Ailie laughed again. “Dear, dear Bell!” she said, “it sounds quite Scotch. A devotion to the dollar is a good sound basis for a Scotch character. Remember there are about a hundred bawbees in a dollar: just think of the dollar in bawbees, and you'll not be surprised that the Americans prize it so much.” “Renegade!” said Bell, shaking a spoon at her. “Provincial!” retorted Ailie, shaking a fork at Bell,
'"Star of Peace, to wanderers weary,
Bright the beams that shine on me.
—children, be quiet,” half-sung, half-said their brother. “Bell, you are a blether; Ailie, you are a cosmopolitan, a thing accursed. That's what Edinburgh and Brussels and your too brisk head have done for you. Just bring yourself to our poor parochial point of view, and tell me, both of you, what you propose to do with this young gentleman from Chicago when you get him.”
“Change his stockings and give him a good tea,” said Bell, promptly, as if she had been planning it for weeks. “He'll be starving of hunger and damp with snow.”
“There's something more than dry hose and high tea to the making of a man,” said her brother. “You can't keep that up for a dozen years.”
“Oh, you mean education!” said Bell, resignedly. “That's not in my department at all.”
Ailie expressed her views with calm, soft deliberation, as if she, too, had been thinking of nothing else for weeks, which was partly the case. “I suppose,” she said, “he'll go to the grammar-school, and get a good grounding on the classic side, and then to the university. I will just love to help him so long as he's at the grammar-school. That's what I should have been, Dan, if you had let me—a teacher. I hope he's a bright boy, for I simply cannot stand what Bell calls—calls—”

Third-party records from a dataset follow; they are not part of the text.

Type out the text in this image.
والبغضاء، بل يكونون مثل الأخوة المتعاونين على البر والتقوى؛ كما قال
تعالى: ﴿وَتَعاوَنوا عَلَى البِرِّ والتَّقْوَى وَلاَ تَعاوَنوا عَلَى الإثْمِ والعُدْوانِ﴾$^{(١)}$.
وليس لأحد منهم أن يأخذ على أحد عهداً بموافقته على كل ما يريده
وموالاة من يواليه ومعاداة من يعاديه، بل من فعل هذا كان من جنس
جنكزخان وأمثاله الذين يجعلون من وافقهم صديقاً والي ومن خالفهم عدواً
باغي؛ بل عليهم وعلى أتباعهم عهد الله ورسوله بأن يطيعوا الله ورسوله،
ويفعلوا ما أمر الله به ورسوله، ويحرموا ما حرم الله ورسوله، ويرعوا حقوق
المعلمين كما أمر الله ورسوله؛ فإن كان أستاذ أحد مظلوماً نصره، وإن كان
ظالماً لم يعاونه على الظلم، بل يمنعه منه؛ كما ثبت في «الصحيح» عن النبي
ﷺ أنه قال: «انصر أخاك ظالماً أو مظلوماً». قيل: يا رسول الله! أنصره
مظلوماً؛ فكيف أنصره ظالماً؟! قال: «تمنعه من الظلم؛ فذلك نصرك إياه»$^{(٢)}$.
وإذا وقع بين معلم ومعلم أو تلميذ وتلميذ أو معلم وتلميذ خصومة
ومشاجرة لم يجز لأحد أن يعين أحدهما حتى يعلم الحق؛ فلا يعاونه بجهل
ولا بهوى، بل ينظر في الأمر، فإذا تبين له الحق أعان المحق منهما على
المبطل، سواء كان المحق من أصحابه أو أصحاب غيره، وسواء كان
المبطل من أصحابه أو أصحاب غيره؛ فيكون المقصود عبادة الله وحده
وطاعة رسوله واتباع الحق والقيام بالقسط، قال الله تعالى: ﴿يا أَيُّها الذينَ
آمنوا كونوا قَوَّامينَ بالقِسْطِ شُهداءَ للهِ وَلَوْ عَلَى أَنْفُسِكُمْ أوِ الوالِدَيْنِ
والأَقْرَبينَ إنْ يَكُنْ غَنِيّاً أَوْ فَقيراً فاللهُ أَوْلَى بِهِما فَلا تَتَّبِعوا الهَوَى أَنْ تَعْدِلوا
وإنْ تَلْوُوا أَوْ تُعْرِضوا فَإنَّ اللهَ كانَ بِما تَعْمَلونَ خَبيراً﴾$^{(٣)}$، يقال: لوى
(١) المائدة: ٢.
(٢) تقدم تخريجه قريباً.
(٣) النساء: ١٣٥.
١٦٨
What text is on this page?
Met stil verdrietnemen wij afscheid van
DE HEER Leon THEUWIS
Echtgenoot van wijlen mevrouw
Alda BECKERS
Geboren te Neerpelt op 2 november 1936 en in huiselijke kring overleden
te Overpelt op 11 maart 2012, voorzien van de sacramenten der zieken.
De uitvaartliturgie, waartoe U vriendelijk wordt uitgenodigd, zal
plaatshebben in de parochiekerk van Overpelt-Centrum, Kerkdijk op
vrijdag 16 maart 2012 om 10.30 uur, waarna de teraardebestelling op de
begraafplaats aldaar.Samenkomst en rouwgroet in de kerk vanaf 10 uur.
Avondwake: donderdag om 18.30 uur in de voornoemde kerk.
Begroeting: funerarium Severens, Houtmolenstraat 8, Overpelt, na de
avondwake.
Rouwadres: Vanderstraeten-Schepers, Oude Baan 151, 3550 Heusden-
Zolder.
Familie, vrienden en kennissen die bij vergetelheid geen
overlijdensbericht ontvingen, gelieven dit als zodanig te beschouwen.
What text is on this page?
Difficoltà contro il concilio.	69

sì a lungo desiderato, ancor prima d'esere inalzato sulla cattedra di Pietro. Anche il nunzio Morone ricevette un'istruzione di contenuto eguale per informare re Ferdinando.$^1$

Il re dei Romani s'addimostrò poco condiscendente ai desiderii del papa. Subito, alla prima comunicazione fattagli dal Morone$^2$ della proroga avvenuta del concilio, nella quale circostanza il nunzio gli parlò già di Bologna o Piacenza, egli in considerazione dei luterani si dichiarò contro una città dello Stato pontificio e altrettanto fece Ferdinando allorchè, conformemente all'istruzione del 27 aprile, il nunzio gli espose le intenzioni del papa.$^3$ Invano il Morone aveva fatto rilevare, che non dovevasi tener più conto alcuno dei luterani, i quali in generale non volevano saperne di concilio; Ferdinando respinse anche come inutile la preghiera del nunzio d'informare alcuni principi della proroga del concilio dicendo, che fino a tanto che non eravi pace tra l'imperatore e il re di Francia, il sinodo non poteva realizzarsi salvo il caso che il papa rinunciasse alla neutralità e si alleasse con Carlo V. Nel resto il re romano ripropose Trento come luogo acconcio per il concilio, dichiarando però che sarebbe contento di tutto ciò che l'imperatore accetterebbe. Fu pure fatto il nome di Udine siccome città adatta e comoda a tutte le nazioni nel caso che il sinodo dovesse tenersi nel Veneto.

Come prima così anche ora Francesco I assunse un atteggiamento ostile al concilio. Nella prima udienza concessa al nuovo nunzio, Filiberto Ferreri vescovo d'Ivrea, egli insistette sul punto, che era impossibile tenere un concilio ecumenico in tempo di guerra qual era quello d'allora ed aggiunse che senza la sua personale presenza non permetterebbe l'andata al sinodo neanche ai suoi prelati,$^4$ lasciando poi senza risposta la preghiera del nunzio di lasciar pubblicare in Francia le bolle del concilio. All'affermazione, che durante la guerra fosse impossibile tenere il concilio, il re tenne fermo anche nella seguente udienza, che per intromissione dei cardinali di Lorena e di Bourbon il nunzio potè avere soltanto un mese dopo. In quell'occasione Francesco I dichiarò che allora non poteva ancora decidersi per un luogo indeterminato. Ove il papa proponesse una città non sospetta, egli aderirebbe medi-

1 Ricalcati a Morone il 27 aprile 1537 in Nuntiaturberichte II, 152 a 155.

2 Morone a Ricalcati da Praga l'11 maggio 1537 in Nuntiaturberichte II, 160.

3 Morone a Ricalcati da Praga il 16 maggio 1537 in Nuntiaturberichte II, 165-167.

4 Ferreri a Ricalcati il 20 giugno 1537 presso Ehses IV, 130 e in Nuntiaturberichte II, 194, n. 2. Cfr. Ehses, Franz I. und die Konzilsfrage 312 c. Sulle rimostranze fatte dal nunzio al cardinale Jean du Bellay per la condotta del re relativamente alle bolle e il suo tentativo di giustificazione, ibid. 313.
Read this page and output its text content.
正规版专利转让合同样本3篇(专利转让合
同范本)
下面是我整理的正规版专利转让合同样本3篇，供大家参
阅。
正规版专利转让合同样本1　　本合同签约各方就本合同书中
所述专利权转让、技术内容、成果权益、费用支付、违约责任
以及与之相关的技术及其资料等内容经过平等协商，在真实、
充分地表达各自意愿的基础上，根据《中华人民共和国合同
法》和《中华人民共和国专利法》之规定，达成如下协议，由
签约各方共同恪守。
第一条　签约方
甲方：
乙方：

“Diffies,” suggested Bell.
“Diffies; yes, I can not stand diffies. Being half a Dyce I can hardly think he will be a diffy. If he's the least like his father, he may be a little wild at first, but at least he'll be good company, which makes up for a lot, and good-hearted, quick in perception, fearless, and—”
“And awful funny,” suggested Bell, beaming with old, fond, glad recollections of the brother dead beside his actor wife in far Chicago.